Observing 1,441 volunteers from the United States and Canada between 1983 and 1993, the DCCT significantly altered diabetes treatment protocols. The EDIC has picked up where it left off, tracking some 90 percent of the original volunteers – who were limited to patients with type 1 diabetes only – to determine the long-term effects of the disease and various treatments.

It’s a critically important study to those 1.25 million Americans and 422 million people around the globe (as of 2014, according to the World Health Organization) suffering from type 1 diabetes, who are at risk of developing microvascular and cardiovascular complications that lead to other diseases, death and, at a minimum, spiraling healthcare costs.

But after more than 30 years, neither the EDIC or the DCCT has specifically tracked the effects of diabetes and its treatments on brain functions.

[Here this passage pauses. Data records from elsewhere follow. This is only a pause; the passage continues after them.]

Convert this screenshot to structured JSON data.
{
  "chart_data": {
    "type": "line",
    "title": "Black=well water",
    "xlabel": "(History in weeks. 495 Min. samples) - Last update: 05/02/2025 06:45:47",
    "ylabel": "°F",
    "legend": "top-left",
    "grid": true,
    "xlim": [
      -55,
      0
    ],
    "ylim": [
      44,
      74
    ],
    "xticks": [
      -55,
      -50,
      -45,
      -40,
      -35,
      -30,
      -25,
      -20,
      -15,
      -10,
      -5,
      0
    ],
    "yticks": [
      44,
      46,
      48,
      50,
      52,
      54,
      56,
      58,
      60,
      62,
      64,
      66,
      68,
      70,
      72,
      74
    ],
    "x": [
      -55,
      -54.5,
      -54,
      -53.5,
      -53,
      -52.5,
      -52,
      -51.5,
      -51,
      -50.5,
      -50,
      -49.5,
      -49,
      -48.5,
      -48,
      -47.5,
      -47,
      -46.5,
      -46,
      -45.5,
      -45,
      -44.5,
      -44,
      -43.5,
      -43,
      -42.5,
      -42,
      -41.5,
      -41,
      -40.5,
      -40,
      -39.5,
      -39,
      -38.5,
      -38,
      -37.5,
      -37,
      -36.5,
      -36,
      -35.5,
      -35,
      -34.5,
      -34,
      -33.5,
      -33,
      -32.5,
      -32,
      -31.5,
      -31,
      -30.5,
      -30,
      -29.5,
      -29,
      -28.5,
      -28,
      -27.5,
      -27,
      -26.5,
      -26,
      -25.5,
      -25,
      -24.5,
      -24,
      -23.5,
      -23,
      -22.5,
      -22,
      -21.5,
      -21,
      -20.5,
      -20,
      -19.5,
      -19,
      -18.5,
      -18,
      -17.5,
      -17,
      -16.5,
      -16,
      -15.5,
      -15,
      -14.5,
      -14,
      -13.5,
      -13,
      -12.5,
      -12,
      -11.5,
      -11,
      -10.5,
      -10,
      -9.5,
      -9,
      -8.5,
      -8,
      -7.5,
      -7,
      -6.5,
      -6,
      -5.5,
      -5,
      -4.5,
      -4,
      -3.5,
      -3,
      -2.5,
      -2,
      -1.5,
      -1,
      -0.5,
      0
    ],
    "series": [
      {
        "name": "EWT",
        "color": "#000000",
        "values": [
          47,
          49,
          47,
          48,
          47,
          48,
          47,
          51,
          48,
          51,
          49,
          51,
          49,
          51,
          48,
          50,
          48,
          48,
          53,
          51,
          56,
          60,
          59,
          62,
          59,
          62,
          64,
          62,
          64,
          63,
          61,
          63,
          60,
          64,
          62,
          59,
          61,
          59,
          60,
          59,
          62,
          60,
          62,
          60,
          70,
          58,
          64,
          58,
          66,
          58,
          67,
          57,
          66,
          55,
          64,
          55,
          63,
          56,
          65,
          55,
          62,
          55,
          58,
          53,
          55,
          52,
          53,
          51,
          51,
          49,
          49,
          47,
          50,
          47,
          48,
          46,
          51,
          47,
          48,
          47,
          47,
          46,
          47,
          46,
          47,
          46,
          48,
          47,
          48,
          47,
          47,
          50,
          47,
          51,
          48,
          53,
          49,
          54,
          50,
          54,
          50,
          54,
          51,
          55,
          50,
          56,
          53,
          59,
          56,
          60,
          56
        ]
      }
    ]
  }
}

Alan Jacobson: Thinking cap.

Enter Jacobson and his NYU Winthrop team, who will use magnetic-resonance imaging technologies and cognitive-testing techniques to answer questions about the causes of diabetes-related neurocognitive malfunctions, including structural defaults and thinking-process breakdowns.

Noting NYU Winthrop’s “major commitment” to diabetes research, Jacobson – principal investigator for the new NIH grant – said he is “very enthusiastic” about supporting the hospital’s “ambitious research mission.”

And while the study will focus specifically on how three decades of blood-sugar control and other diabetes-treatment protocols affect brain structure and function, the NIH-funded work will actually influence a range of research efforts and treatment standards, according to Jacobson.

“This research has strong connections to other areas of clinical care and investigations being carried out [at NYU Winthrop],” the doctor said.

Ultimately, Jacobson’s team will attempt to determine “key predictors of neurocognitive impairments,” according to NYU Winthrop, and to “guide strategies to mitigate this risk,” particularly in patients 50 years and older suffering from longstanding type 1 diabetes.

Jacobson, who received his medical degree from the University of Chicago’s Pritzker School of Medicine and has served as NYU Winthrop’s chief research officer since 2010, said his team is ready to help rewrite the diabetes-treatment playbook once more – this time, by addressing long-unanswered questions about the neurocognitive conditions of older diabetes patients.

“Patients have increasing concerns about the extent to which diabetes can influence cognitive ability and brain functioning as they enter the age of greatest risk for impairment,” the research scientist said. “This study can help determine whether these effects occur and help identify modifiable risk factors that can be addressed by proper treatment.”